Pivot Point
Candlefocus EditorPivot Points are calculated from the values of the previous trading day’s open, high, low, and close (OHLC) as a base point. Depending on the trade strategy and style, various other mathematical equations can be used to further calculate the Pivot Points and the three support and resistance levels of the day. By identifying trading support and resistance levels, pivot points can help find entry and exit points for traders.
The key benefits of using pivot points are that they are simple and described in detail. Pivot points reduce the amount of time traders spend trying to find good entry and exit points. As most technical analysts know, spending hours drawing and analyzing trend lines can be avoided by simply looking at the daily pivot points.
Trend lines require traders to look back at past up and down-trends, while pivot points focus on the current day's price movements. This helps traders minimize their risk while also helping them maximize their profits. It is also important to note that pivot points are objective and do not involve trader emotion or bias.
Pivot points can also be useful in Forex trading. By using these levels, it’s easy to identify when currency pairs have reached an extreme low or high. As a result, traders are able to limit any potential losses by exiting the market when it reaches its highest or lowest level for the day.
Ultimately, Pivot Point analysis is a versatile and reliable tool for traders of all levels.

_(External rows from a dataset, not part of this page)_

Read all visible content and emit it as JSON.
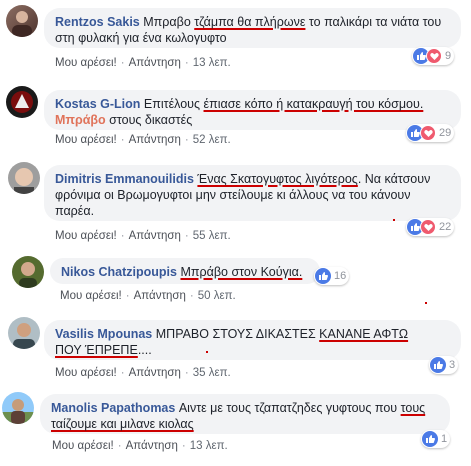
{
  "comments": [
    {
      "author": "Rentzos Sakis",
      "text_before": "Μπραβο ",
      "text_marked": "τζάμπα θα πλήρωνε",
      "text_after": " το παλικάρι τα νιάτα του στη φυλακή για ένα κωλογυφτο",
      "like": "Μου αρέσει!",
      "reply": "Απάντηση",
      "time": "13 λεπ.",
      "reactions": "9"
    },
    {
      "author": "Kostas G-Lion",
      "text_before": "Επιτέλους ",
      "text_marked": "έπιασε κόπο ή κατακραυγή του κόσμου.",
      "text_highlight": "Μπράβο",
      "text_after": " στους δικαστές",
      "like": "Μου αρέσει!",
      "reply": "Απάντηση",
      "time": "52 λεπ.",
      "reactions": "29"
    },
    {
      "author": "Dimitris Emmanouilidis",
      "text_marked": "Ένας Σκατογυφτος λιγότερος",
      "text_after": ". Να κάτσουν φρόνιμα οι Βρωμογυφτοι μην στείλουμε κι άλλους να του κάνουν παρέα.",
      "like": "Μου αρέσει!",
      "reply": "Απάντηση",
      "time": "55 λεπ.",
      "reactions": "22"
    },
    {
      "author": "Nikos Chatzipoupis",
      "text_marked": "Μπράβο στον Κούγια.",
      "like": "Μου αρέσει!",
      "reply": "Απάντηση",
      "time": "50 λεπ.",
      "reactions": "16"
    },
    {
      "author": "Vasilis Mpounas",
      "text_before": "ΜΠΡΑΒΟ ΣΤΟΥΣ ΔΙΚΑΣΤΕΣ ",
      "text_marked": "ΚΑΝΑΝΕ ΑΦΤΩ",
      "text_marked2": "ΠΟΥ ΈΠΡΕΠΕ",
      "text_after": "....",
      "like": "Μου αρέσει!",
      "reply": "Απάντηση",
      "time": "35 λεπ.",
      "reactions": "3"
    },
    {
      "author": "Manolis Papathomas",
      "text_before": "Αιντε με τους τζαπατζηδες γυφτους που ",
      "text_marked": "τους",
      "text_marked2": "ταίζουμε και μιλανε κιολας",
      "like": "Μου αρέσει!",
      "reply": "Απάντηση",
      "time": "13 λεπ.",
      "reactions": "1"
    }
  ],
  "colors": {
    "name": "#385898",
    "bubble": "#f2f3f5",
    "underline": "#cc0000",
    "like": "#4b7ae6",
    "love": "#ef5a6e"
  }
}
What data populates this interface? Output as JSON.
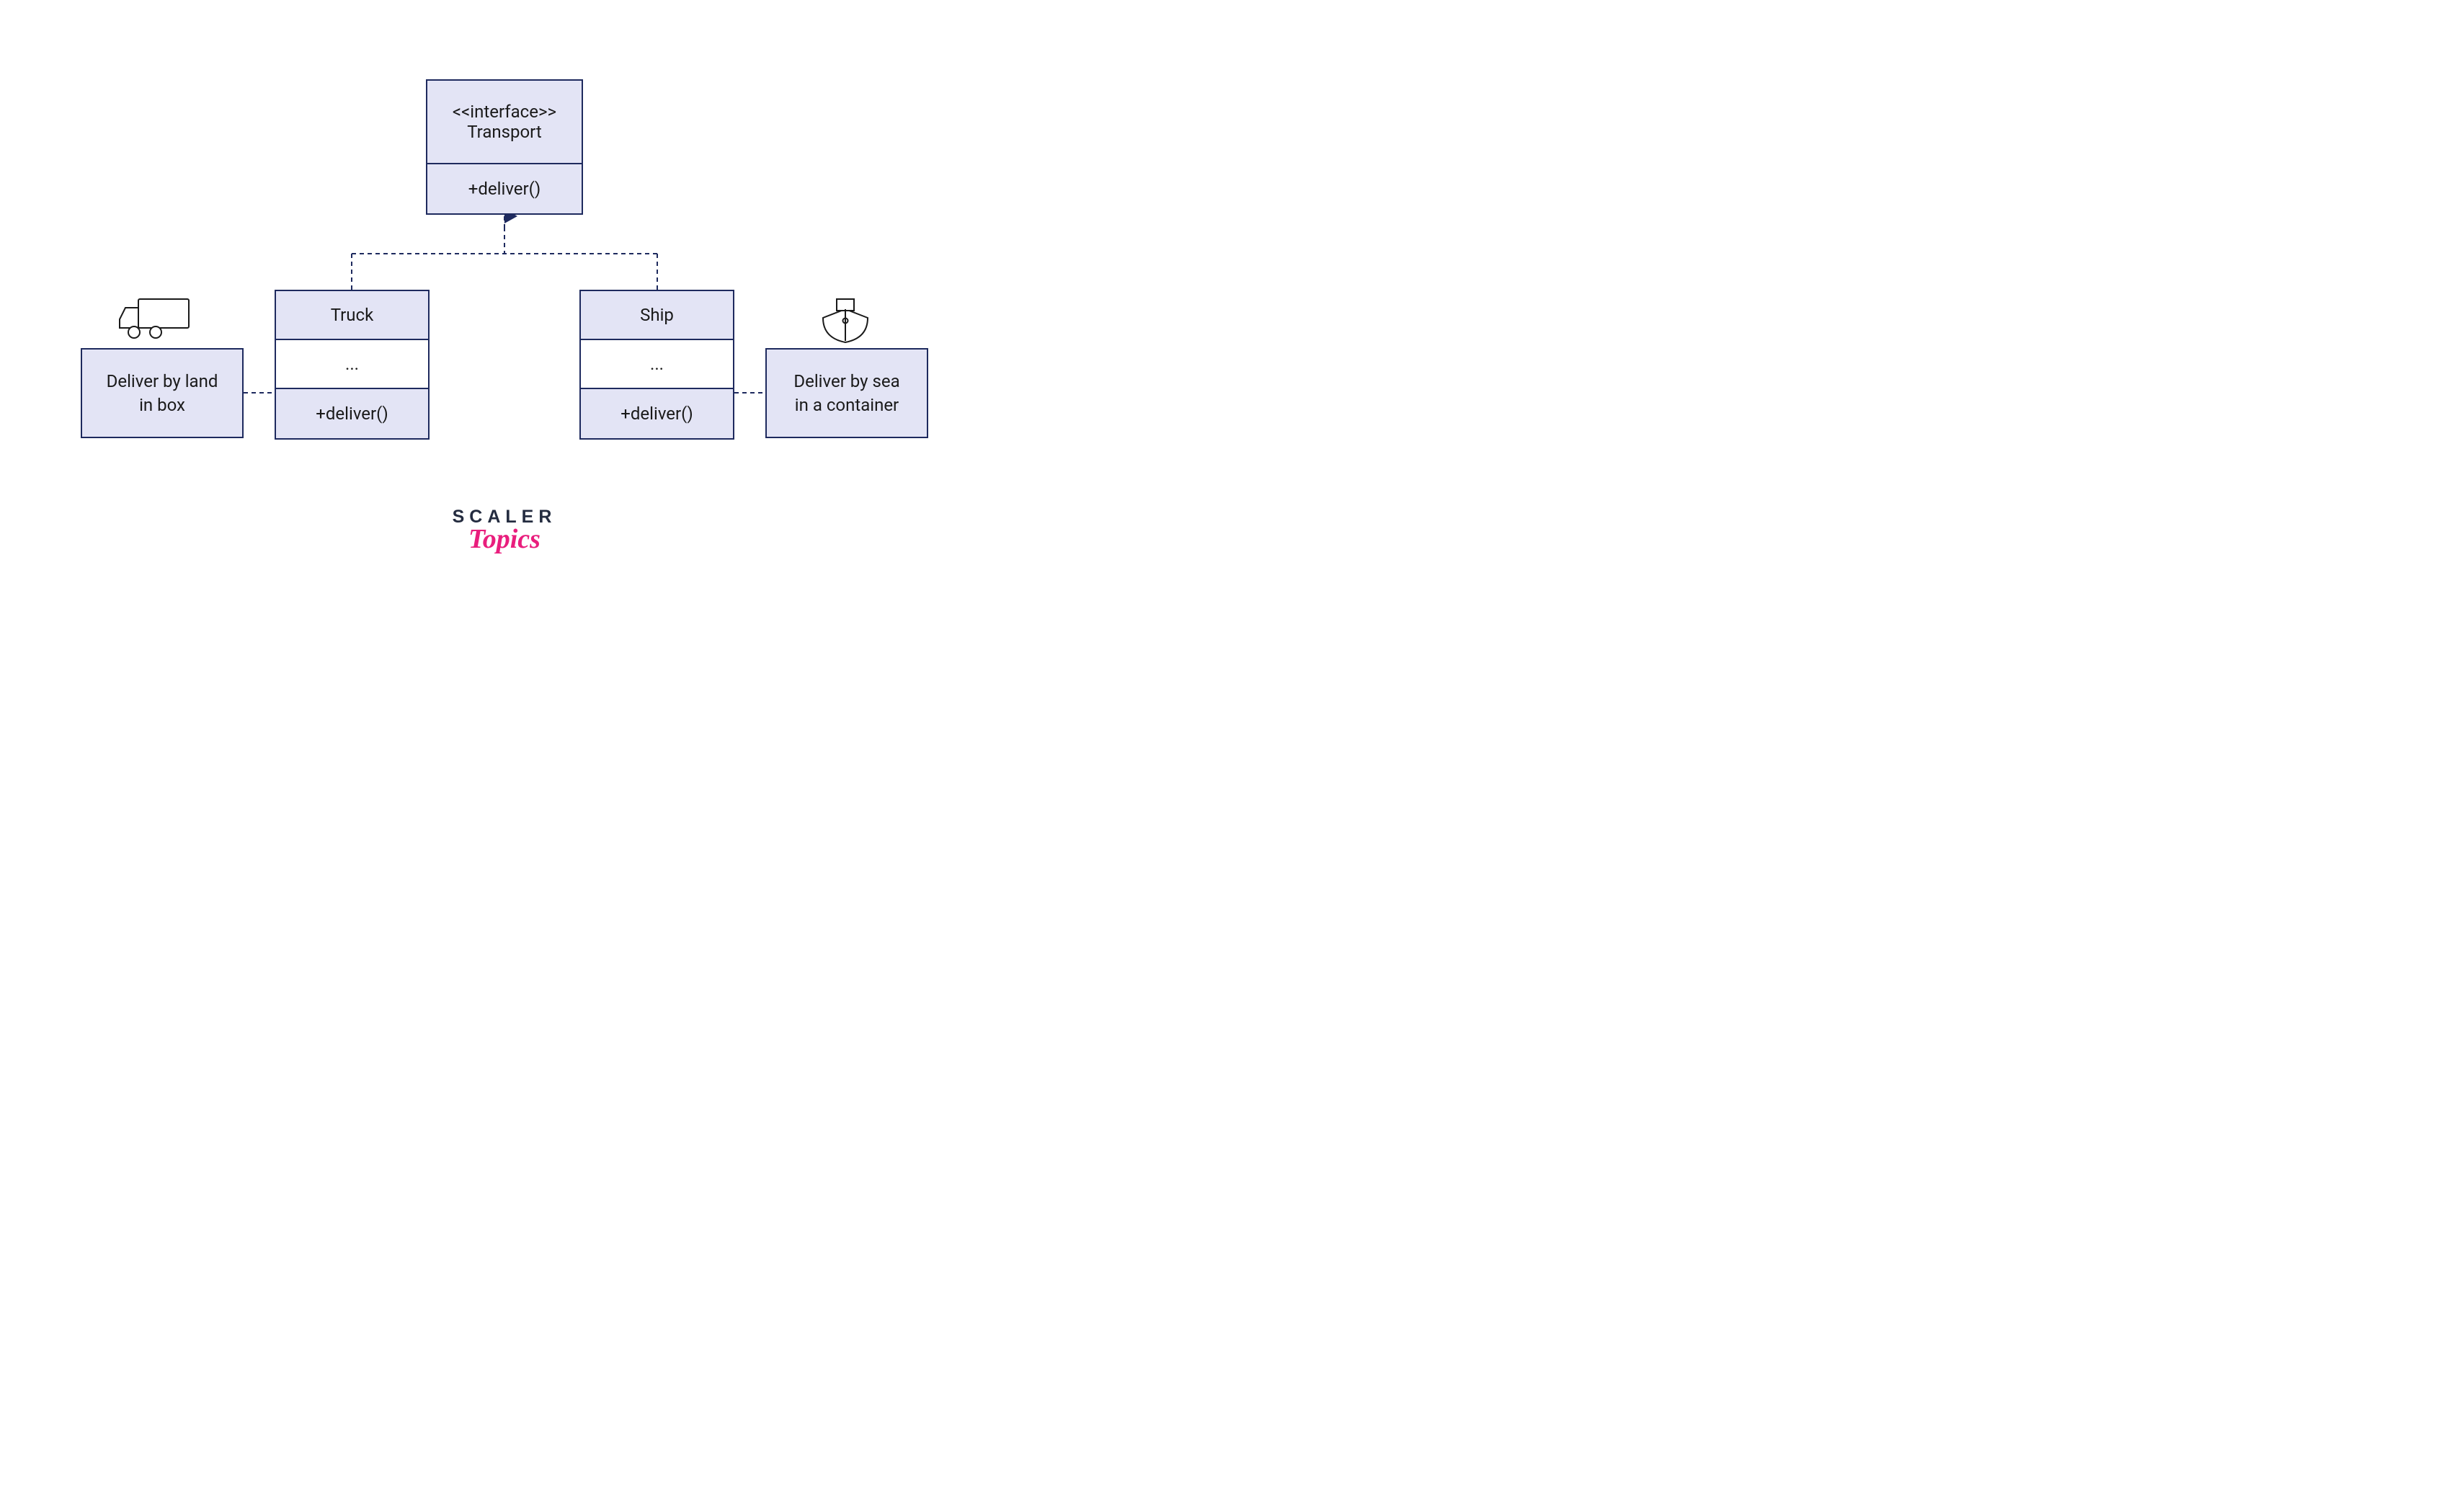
{
  "interface": {
    "stereotype": "<<interface>>",
    "name": "Transport",
    "method": "+deliver()"
  },
  "truck": {
    "name": "Truck",
    "mid": "...",
    "method": "+deliver()",
    "note_l1": "Deliver by land",
    "note_l2": "in box"
  },
  "ship": {
    "name": "Ship",
    "mid": "...",
    "method": "+deliver()",
    "note_l1": "Deliver by sea",
    "note_l2": "in a container"
  },
  "logo": {
    "top": "SCALER",
    "bottom": "Topics"
  },
  "colors": {
    "box_border": "#1e2a5e",
    "box_fill": "#e3e4f5",
    "logo_dark": "#242c40",
    "logo_pink": "#e91e7d"
  }
}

By using pivot points, traders can quickly identify key levels of support and resistance and plan their trading strategies accordingly. Using this information, traders are then able to maximize their profits while minimizing risk. Although pivot points are especially useful in day trading, they can also be used to identify long-term trends and reversals. With the right technical indicators and a mix of other tools, pivot points can prove to be an invaluable tool in every trader’s arsenal.